Alvaro Soler-Garzón ¹ Mwiinga Mulube ² Kelvin Kamfwa ² Davies Lungu ² Swivia Hamabwe ² Jayanta Roy ³ Venâncio Salegua ⁴ Deidre Fourie ⁴ Timothy Porch ⁵ Phillip McClean ³ Phillip Miklas ^6*

• ¹ Irrigated Agriculture Research and Extension Center, College of Agricultural, Human, and Natural Resource Sciences, Washington State University, Prosser, Washington, United States
• ² University of Zambia, Lusaka, Zambia
• ³ Department of Plant Sciences, North Dakota State University, Fargo, North Dakota, United States
• ⁴ Grain Crops Institute, Agricultural Research Council of South Africa, Potchefstroom, South Africa
• ⁵ Tropical Agriculture Research Station, Agricultural Research Service (USDA), Mayaguez, Puerto Rico
• ⁶ Agricultural Research Service, United States Department of Agriculture, Washington D.C., United States

Bacterial brown spot (BBS), caused by Pseudomonas syringae pv. syringae (Pss), common bacterial blight (CBB), caused by Xanthomonas axonopodis pv. phaseoli (Xap) and Xanthomonas fuscans subsp. fuscans (Xff), and halo bacterial blight (HBB), caused by Pseudomonas syringae pv. phaseolicola (Psph), are major bacterial diseases thatwhich severely impact common bean yields, affecting global food security.

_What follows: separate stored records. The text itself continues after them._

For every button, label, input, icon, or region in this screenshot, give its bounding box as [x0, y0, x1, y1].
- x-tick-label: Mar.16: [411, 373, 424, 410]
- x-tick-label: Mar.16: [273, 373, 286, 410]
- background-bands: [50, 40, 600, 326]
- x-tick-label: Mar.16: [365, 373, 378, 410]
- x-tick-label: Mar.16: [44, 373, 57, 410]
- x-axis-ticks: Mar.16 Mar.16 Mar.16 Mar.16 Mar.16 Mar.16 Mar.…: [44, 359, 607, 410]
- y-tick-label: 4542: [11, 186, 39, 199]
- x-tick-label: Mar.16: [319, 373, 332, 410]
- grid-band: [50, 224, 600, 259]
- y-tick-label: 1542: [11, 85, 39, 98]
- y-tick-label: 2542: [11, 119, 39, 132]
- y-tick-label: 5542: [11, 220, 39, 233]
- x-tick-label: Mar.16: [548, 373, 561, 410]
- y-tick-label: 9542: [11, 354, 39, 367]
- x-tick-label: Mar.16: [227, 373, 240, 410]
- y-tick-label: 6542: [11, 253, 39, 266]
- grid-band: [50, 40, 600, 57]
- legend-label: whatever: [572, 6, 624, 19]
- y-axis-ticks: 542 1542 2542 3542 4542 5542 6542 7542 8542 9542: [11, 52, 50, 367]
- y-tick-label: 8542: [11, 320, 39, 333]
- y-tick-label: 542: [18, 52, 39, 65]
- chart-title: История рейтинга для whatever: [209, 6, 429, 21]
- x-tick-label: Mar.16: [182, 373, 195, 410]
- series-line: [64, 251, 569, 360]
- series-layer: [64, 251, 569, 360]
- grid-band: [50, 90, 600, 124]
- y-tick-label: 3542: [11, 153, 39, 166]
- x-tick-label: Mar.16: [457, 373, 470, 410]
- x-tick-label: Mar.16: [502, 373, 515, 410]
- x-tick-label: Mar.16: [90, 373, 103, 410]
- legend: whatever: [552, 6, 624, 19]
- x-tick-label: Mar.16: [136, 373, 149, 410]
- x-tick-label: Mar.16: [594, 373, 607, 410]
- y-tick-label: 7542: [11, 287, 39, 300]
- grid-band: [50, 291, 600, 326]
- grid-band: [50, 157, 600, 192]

Andean-origin dry beans, representing large-seeded market classes, are particularly susceptible. Using 140,325 SNPs, a multi-locus GWAS was conducted on subsets of the Andean diversity panel (ADP) phenotyped for BBS in South Africa; CBB in Puerto Rico, South Africa, and Zambia; and HBB in South Africa, through natural infection, artificial inoculation, or both. Twenty-four QTL associated with resistance were identified: nine QTL for BBS, eight for CBB, and seven for HBB. Four QTL intervals on Pv01, Pv03, Pv05, and Pv08 possessed overlapping BBS and HBB resistance. A genomic interval on Pv01, near the fin gene, which conditions determinate growth habit, was linked to resistance to all three pathogens. Different QTL were detected for BBS and CBB resistance when phenotyped under natural infection versus artificial inoculations. These results underscore the importance of combining both phenotyping methods in multi-GWAS to capture the full genetic spectrum. Previously recognized CBB resistance QTL SAP6 and SU91 and HBB resistance QTL, HB4.2, and HB5.1, were observed. Other common (MAF >0.25) and rare (MAF <0.05) resistance QTL were also detected. Overall, these findings enhance the understanding and utilization of the bacterial resistance present in the ADP for developing common beans with improved resistance.